The bath chair can help the baby to sit in the bathtub steadily, but if you leave the baby, even if only a few seconds, the baby sitting in the bath chair may roll over, fall into the water, or even drown. Although there are suction cups under the bath chair that can be adsorbed in the bathtub, it may also be released from the bathtub in an instant, and the baby will fall into the water. The CPSC survey found that between 1983 and 2003, about 106 babies drowned while using a bath chair because no one was watching.

Security policy:

Don’t let the bath chair give you a false sense of security. When bathing in the tub, keep your baby within the protection of your arms. And make sure that other people in the room do the same job of protecting your baby as you do. Experts remind us that bath chair is not a safe device for babies.

Baby bath

DANGER:

Some baby baths contain liquid hydrocarbons. If the baby inhales hydrocarbon into the lung, it may cause severe pneumonia symptoms, permanent lung injury, and even death. In 2001, a 16 month old American boy died on the 28th day after drinking a whole bottle of baby oil. His death and similar tragedies have led the CPSC to re ask manufacturers to design packages that prevent babies from opening, and to label products that contain hydrocarbons.

Security policy:

Read the label of the product carefully before purchase.
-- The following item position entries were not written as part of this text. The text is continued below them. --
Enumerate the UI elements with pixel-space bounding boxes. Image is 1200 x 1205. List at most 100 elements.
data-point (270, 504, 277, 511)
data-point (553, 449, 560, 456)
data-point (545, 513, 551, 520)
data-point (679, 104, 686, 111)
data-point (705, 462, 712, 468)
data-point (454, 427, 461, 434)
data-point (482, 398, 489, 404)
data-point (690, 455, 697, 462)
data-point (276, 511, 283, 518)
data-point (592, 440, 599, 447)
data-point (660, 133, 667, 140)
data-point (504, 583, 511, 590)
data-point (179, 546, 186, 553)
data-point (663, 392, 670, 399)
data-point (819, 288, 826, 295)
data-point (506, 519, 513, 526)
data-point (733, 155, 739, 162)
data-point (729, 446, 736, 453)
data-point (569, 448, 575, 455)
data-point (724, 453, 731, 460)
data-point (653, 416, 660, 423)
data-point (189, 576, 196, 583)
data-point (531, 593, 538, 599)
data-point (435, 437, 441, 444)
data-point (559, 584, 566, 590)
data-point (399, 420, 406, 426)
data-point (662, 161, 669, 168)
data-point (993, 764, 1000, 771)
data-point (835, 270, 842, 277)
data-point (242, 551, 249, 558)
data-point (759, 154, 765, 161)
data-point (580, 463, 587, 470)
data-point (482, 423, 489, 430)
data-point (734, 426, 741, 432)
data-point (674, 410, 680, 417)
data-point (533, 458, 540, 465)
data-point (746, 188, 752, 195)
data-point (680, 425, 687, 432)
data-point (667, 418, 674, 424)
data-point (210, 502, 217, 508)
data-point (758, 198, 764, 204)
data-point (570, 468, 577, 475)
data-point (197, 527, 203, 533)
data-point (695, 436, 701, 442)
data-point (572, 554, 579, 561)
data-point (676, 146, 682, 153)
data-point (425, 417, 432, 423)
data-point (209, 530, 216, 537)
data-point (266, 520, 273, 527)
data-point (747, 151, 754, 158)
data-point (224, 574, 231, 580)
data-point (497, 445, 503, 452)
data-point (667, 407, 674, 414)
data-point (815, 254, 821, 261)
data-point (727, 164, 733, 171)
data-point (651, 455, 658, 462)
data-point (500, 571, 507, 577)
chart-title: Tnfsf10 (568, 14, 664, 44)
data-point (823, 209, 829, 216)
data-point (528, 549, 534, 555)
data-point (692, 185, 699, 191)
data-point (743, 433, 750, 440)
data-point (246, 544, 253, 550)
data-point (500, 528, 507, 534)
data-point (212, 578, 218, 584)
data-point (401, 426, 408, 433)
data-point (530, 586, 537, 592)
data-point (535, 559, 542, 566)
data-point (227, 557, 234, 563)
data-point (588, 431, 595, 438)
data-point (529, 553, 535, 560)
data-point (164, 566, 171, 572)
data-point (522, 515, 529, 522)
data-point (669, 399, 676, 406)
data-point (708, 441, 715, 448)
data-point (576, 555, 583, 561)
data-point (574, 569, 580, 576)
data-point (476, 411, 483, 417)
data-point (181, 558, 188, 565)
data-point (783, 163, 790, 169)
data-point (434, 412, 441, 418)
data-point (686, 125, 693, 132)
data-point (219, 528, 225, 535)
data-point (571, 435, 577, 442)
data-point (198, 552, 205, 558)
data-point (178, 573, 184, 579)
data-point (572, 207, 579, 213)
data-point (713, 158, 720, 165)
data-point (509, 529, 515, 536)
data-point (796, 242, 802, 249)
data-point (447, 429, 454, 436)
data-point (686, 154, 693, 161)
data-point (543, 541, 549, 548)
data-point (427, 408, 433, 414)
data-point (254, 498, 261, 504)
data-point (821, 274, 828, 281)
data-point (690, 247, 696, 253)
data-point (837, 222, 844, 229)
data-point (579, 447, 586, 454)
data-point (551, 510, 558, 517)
Even if the baby bath you buy has a safe package to prevent the baby from opening, keep it out of the baby’s reach. (other household beauty products may also contain liquid hydrocarbon or mineral oil, such as unloading water, massage oil, nail polish, etc.) in addition, experts remind you that even if there is a safe package to prevent children from opening, it can only slow down the speed of the baby’s opening, but not really prevent the baby from opening the lid.

But please calm down first, and carefully check whether there are these “unsafe” in your home. If so, please write down these knowledge quickly! If you want to know more about how to prevent children from bumping at home, please lock in the next continuous update of Baibai safety net!